The collaborative programme will aim to fill knowledge gaps and, on the basis of the scientific evidence gathered, to make concrete proposals for enhancing people’s adaptation to climate change through policies and practices. It will have a particular focus on women’s adaptation, as women and men often suffer the impacts of climate change in different ways, and women tend to be less represented in policy and decision making. Water availability, which is now a crucial underlying issue in the area, affects women far more than men.
This programme will bring together scientists from a broad range of disciplines that will encourage cross-cutting policy actions to address climate change impacts and responses. Physical and social scientists present at the workshop covered areas as diverse as hydrology, disaster risk reduction, ecology, biodiversity, botany, ethnobotany, fisheries, gender, sociology, migration, economics, valuation of ecosystem services, community forestry, and agroforestry.

The programme will have experts from notable institutions in Yunnan Province and across China, as well as ICIMOD subject specialists and invited experts from elsewhere in the Himalayan region and beyond.

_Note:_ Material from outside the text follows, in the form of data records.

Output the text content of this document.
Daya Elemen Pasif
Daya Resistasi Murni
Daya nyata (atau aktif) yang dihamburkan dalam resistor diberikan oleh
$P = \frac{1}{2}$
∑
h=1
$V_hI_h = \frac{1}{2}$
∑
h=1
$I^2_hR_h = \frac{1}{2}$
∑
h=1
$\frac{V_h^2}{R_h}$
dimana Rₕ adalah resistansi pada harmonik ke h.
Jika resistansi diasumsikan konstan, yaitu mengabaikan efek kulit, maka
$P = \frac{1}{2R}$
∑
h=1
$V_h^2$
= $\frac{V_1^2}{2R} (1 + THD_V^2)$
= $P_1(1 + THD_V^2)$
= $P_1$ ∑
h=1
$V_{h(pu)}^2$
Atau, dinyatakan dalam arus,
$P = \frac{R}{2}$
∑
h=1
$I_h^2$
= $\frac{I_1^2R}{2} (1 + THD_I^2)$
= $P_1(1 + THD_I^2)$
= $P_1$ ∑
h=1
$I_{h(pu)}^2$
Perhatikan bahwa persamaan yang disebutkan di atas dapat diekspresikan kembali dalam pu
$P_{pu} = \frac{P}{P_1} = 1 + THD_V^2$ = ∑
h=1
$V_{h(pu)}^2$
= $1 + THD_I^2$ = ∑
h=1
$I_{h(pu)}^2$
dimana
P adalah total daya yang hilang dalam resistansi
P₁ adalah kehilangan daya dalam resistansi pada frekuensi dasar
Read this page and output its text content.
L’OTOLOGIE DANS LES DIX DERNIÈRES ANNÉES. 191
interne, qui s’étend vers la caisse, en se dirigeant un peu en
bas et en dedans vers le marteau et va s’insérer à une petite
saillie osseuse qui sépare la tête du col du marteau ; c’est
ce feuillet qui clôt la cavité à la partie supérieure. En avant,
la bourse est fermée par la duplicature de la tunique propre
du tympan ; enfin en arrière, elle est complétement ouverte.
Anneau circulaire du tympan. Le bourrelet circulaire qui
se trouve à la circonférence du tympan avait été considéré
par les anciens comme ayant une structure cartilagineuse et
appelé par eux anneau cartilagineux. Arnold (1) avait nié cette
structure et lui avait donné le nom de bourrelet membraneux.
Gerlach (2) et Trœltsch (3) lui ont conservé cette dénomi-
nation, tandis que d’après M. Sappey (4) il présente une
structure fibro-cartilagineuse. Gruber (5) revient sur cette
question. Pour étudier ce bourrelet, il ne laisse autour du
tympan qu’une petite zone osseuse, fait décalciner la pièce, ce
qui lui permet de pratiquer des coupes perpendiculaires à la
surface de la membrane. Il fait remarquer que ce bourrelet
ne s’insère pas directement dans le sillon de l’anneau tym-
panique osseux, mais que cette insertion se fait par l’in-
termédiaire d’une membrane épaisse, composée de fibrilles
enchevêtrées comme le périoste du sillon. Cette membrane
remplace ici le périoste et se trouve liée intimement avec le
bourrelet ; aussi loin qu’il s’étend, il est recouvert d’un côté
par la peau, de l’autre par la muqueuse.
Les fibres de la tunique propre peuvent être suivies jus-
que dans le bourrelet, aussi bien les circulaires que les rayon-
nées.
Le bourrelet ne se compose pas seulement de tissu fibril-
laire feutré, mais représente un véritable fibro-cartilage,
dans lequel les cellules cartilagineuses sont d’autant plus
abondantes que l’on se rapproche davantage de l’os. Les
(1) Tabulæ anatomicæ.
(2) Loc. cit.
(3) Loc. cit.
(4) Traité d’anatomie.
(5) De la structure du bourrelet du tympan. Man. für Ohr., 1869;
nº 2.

“The overall objective of the adaptation programme is to work together to come up with new data, research findings, and strategies to strengthen planned as well as autonomous adaptation to climate change, both at community and policy levels,” said Eklabya Sharma, director of programme operations, ICIMOD. “The four year roadmap drafted by the workshop will provide a solid basis for the implementation of this collaborative, integrative, and policy-relevant programme.”